Put simply, the amount of revenue coming out at the receiver’s end cannot be varied in order to affect the amount the caller pays.

It’s important to appreciate that the connection between the calling and receiving parties may span more than one telephone company, due to the parties being customers of different companies. Picture that connection as being two tin cans joined together with a piece of string, where the tin cans are the respective parties’ telcos.

The receiver’s telco levies a fee on the caller’s telco for every minute that the string (call) is connected between the two cans. For calls to 084x numbers, there is a surcharge attached.

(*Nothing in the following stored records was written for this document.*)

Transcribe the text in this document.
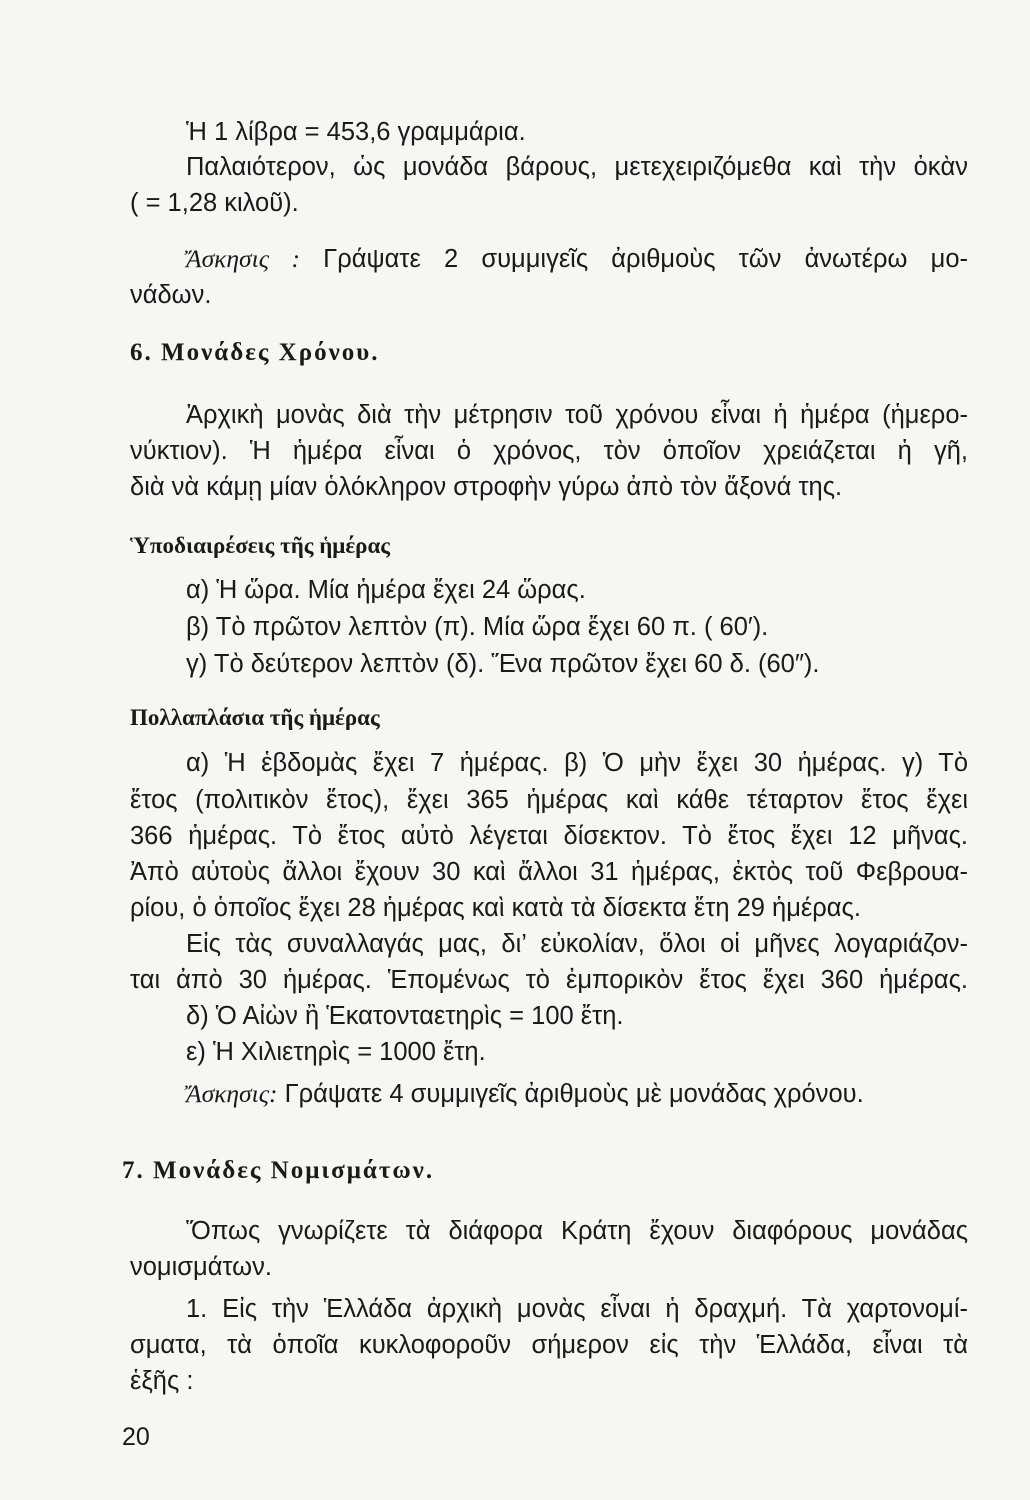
Ἡ 1 λίβρα = 453,6 γραμμάρια.
Παλαιότερον, ὡς μονάδα βάρους, μετεχειριζόμεθα καὶ τὴν ὀκὰν
( = 1,28 κιλοῦ).
Ἄσκησις : Γράψατε 2 συμμιγεῖς ἀριθμοὺς τῶν ἀνωτέρω μο-
νάδων.
6. Μονάδες Χρόνου.
Ἀρχικὴ μονὰς διὰ τὴν μέτρησιν τοῦ χρόνου εἶναι ἡ ἡμέρα (ἡμερο-
νύκτιον). Ἡ ἡμέρα εἶναι ὁ χρόνος, τὸν ὁποῖον χρειάζεται ἡ γῆ,
διὰ νὰ κάμῃ μίαν ὁλόκληρον στροφὴν γύρω ἀπὸ τὸν ἄξονά της.
Ὑποδιαιρέσεις τῆς ἡμέρας
α) Ἡ ὥρα. Μία ἡμέρα ἔχει 24 ὥρας.
β) Τὸ πρῶτον λεπτὸν (π). Μία ὥρα ἔχει 60 π. ( 60′).
γ) Τὸ δεύτερον λεπτὸν (δ). Ἕνα πρῶτον ἔχει 60 δ. (60″).
Πολλαπλάσια τῆς ἡμέρας
α) Ἡ ἑβδομὰς ἔχει 7 ἡμέρας. β) Ὁ μὴν ἔχει 30 ἡμέρας. γ) Τὸ
ἔτος (πολιτικὸν ἔτος), ἔχει 365 ἡμέρας καὶ κάθε τέταρτον ἔτος ἔχει
366 ἡμέρας. Τὸ ἔτος αὐτὸ λέγεται δίσεκτον. Τὸ ἔτος ἔχει 12 μῆνας.
Ἀπὸ αὐτοὺς ἄλλοι ἔχουν 30 καὶ ἄλλοι 31 ἡμέρας, ἐκτὸς τοῦ Φεβρουα-
ρίου, ὁ ὁποῖος ἔχει 28 ἡμέρας καὶ κατὰ τὰ δίσεκτα ἔτη 29 ἡμέρας.
Εἰς τὰς συναλλαγάς μας, δι’ εὐκολίαν, ὅλοι οἱ μῆνες λογαριάζον-
ται ἀπὸ 30 ἡμέρας. Ἑπομένως τὸ ἐμπορικὸν ἔτος ἔχει 360 ἡμέρας.
δ) Ὁ Αἰὼν ἢ Ἑκατονταετηρὶς = 100 ἔτη.
ε) Ἡ Χιλιετηρὶς = 1000 ἔτη.
Ἄσκησις: Γράψατε 4 συμμιγεῖς ἀριθμοὺς μὲ μονάδας χρόνου.
7. Μονάδες Νομισμάτων.
Ὅπως γνωρίζετε τὰ διάφορα Κράτη ἔχουν διαφόρους μονάδας
νομισμάτων.
1. Εἰς τὴν Ἑλλάδα ἀρχικὴ μονὰς εἶναι ἡ δραχμή. Τὰ χαρτονομί-
σματα, τὰ ὁποῖα κυκλοφοροῦν σήμερον εἰς τὴν Ἑλλάδα, εἶναι τὰ
ἑξῆς :
20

Telephone companies that we make calls with take this premium into account when setting their prices. They pass it on to their customers (callers) in higher call rates. This is much the same as in the shops where retailers charge customers more for premium goods.

BT call rates are the exception to this as it is governed by regulation that keeps them very low. It is anticipated that this anomaly will be addressed by the regulator in the not too distant future.

Coming back to what happens when a call is made, at the receiving party's end of the chain (or the string in the analogy), the telephone company that operates the 084x number can offer its client service(s) as a result of this subsidy. In some cases it also results in an out-payment of revenue, which is essentially cash-back.

Thus, it is the choice of type of telephone number that determines the level of subsidy that the user wishes to derive from its customers and not some choice of whether it wishes to receive revenue payments directly or not.


What levels of subsidy do users of 084x numbers benefit from?

With 0845 numbers, it’s around a penny a minute and with 0844 numbers it is about 4 pence per minute for the most common type, known as “g6”, which are also the most expensive to call. These figures are approximations taken from information publically available on the BT Wholesale Carrier Price List, which contains the rates telephone companies are charged to interconnect with one another.

Since August 2009 there has been no subsidy available to users of 0870 numbers. When there was, however, it was about 6 pence per minute. Now we see why many of those users migrated to 0844 numbers or higher rate 0871 numbers!